In some ways, divorce or separation can take more of a toll than if your ex-partner had died. This is because, with divorce and separation, there is seldom a simple closure. In bereavement, the loss is permanent without any prospect of you ever seeing that person again, therefore you learn to accept it sooner.
It is estimated that divorce is more traumatic than bereavement for this reason.
My mother was diagnosed with terminal cancer in August 01. She died 11 weeks later. Anyone who has ever lost anyone to cancer will know how shite this time was.
You are right. Watching my mother battle cancer, and crying every step of the way with her and eventually losing her - though the loss was profound and all consuming - it does not compare to divorce. Her death was "easy" in emotional comparative terms. Why? because you fight cancer with love. You fight it with positivity and EVERYONE pulls together. Death is closure, and in the case of my mother - a blessed peace. You are so right. You can move on, remembering the person for who they were. Someone who dies doesnt choose to leave you. With divorce - the person you lose becomes your enemy. You fight against them while still loving them. Having to come to terms with betrayal/bad behaviour/and hurtful words and actions, while learning to unlove them. It's a death without an ending. You grieve for what you had and the person you knew, but you can never have the closure of a funeral, because the other person is probably at your door every other weekend to collect your kids. I can only think it is easier if you have no kids because you have no reason to see the person again.

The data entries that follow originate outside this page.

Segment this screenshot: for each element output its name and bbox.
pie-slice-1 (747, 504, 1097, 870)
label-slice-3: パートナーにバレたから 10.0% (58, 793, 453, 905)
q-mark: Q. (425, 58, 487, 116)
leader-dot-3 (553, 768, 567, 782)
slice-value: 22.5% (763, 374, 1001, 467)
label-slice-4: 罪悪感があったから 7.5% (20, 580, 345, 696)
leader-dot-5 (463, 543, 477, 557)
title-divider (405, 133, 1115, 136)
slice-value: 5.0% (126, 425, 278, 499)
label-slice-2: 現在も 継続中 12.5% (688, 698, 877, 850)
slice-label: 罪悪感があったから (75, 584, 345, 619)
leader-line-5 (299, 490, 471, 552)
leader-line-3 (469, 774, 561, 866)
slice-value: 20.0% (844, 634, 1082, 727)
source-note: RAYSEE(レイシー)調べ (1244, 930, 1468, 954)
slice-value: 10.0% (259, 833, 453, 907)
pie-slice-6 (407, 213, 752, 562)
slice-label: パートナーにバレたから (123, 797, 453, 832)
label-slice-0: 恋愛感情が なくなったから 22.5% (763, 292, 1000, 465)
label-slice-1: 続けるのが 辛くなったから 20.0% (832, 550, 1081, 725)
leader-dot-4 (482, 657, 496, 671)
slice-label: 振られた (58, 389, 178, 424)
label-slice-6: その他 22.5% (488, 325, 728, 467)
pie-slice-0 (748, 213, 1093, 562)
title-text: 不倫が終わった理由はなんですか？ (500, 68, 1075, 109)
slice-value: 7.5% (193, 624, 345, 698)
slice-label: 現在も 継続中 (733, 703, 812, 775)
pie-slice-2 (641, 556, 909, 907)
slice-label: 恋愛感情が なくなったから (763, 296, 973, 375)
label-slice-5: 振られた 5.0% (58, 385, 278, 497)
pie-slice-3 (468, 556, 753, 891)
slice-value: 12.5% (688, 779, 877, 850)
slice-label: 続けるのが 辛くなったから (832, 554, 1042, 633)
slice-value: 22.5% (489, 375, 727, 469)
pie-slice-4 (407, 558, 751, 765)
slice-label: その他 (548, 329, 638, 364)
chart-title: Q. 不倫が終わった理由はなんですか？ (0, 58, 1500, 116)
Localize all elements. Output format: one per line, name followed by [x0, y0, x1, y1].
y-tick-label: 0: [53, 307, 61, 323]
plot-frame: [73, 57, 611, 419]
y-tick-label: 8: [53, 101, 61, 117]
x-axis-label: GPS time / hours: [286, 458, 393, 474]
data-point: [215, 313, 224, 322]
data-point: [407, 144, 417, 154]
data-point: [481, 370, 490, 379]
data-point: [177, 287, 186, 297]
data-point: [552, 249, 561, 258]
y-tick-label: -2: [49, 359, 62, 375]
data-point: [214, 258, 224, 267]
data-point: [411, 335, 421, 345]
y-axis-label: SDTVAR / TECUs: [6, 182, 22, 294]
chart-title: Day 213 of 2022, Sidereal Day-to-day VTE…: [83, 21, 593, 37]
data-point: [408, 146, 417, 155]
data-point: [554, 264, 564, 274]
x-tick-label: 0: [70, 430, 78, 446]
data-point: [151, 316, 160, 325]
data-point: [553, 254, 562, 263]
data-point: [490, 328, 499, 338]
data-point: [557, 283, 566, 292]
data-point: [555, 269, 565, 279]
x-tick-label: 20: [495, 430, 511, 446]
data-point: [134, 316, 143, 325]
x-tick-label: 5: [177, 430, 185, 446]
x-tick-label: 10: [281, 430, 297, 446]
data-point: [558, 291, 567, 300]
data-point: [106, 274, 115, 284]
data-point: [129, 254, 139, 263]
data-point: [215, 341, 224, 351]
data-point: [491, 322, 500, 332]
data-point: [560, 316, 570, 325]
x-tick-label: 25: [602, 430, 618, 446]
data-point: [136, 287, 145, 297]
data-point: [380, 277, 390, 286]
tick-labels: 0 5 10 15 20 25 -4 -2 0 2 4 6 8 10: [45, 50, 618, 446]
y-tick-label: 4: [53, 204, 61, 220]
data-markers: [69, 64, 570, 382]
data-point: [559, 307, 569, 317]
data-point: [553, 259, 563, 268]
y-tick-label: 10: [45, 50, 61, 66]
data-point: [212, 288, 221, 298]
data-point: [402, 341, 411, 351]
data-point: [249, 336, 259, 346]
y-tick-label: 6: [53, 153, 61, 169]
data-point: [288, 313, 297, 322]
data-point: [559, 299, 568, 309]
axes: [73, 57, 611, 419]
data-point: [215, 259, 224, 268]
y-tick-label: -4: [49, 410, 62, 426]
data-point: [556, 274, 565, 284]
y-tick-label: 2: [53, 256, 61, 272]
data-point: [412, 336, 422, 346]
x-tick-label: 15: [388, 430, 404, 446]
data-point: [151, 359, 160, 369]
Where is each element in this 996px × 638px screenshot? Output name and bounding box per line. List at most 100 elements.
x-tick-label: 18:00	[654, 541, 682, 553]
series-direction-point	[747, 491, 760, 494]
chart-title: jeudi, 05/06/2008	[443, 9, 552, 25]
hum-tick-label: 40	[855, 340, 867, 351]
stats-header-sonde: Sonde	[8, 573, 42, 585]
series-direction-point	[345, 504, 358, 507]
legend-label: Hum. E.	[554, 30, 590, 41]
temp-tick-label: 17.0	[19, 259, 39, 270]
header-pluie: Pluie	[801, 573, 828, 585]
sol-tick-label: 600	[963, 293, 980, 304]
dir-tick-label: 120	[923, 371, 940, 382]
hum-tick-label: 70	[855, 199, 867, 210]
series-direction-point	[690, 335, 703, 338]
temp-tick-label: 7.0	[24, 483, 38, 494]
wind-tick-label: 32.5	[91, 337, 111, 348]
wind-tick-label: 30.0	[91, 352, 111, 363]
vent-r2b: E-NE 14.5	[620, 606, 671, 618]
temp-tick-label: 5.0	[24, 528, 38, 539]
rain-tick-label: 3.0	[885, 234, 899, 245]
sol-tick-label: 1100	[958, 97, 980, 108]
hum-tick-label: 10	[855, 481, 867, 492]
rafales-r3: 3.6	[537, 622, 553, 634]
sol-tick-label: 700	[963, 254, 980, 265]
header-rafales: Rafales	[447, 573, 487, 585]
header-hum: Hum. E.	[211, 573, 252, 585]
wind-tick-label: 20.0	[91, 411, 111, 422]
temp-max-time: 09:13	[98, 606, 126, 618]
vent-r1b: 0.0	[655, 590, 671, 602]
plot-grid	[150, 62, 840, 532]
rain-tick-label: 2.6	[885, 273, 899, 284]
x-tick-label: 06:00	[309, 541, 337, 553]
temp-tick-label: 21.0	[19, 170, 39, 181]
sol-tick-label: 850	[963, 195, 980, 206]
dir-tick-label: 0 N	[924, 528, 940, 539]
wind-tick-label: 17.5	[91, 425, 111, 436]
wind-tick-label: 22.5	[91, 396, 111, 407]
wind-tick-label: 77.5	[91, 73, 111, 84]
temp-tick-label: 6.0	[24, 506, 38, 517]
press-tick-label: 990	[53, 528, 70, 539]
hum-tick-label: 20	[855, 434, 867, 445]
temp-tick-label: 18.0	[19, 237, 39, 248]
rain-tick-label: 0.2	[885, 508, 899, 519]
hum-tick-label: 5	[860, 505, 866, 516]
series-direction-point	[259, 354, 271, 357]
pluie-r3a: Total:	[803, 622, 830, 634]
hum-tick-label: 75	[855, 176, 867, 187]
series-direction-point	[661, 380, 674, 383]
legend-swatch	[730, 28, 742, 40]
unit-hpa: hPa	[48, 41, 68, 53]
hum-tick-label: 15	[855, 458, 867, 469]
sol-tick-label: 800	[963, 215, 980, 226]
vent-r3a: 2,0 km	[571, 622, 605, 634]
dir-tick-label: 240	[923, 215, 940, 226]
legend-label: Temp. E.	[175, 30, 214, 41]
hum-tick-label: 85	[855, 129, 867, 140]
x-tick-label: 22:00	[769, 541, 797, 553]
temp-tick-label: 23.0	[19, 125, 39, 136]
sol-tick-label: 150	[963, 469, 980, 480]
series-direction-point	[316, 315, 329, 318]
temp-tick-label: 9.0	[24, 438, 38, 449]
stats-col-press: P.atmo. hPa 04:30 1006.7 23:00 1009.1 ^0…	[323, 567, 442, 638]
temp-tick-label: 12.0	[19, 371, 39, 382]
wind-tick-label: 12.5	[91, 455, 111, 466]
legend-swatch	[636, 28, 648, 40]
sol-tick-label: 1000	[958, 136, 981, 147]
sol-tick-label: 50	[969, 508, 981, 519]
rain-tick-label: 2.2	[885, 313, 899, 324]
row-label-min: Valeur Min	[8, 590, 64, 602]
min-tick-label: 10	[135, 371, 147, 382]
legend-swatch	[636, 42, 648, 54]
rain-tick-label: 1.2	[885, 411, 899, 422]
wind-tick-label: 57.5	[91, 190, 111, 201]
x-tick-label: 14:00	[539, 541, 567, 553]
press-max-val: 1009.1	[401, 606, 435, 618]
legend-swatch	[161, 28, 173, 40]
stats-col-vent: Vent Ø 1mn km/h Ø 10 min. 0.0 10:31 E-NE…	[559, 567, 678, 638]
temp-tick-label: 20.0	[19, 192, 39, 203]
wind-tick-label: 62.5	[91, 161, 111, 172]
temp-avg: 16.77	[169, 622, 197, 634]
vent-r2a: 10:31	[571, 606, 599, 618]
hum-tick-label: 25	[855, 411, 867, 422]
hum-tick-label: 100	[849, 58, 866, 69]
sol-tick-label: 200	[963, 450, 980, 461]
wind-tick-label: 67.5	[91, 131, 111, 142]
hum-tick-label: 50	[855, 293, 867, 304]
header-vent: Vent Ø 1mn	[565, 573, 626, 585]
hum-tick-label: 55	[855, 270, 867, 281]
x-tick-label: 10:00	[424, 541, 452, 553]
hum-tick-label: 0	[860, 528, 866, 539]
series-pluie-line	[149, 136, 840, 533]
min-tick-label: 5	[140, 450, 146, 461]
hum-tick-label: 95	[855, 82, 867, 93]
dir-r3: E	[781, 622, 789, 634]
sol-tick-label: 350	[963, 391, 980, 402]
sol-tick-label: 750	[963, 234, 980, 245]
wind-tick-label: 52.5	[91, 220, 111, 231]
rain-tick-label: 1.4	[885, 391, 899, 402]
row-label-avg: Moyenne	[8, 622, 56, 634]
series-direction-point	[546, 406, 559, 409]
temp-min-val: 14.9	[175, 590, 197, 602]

I was married for 20yrs. Divorce or losing my mum? Divorce has definitely, without question, taken the biggest emotional toll.
I agree completely.
I hadn't worked out why it hurts so much when love dies, rather than the person, but Onelife you really summed it up when you said that the pain of bereavement is felt from a position of love.
I was fairly lucky. When I discovered my husband was having an affair all the love I felt for him died in my chest instantly. It never came back and so I never wavered from divorcing him. I guess if it had happened any other way I'd have suffered more and for longer. Mine was a "quick death" in terms of love.
But I still grieve for what we had (or what I thought we had), and I think I probably always will. Death without closure - that's exactly it.
Sorry to hear about your mum, what a horrid thing to happen.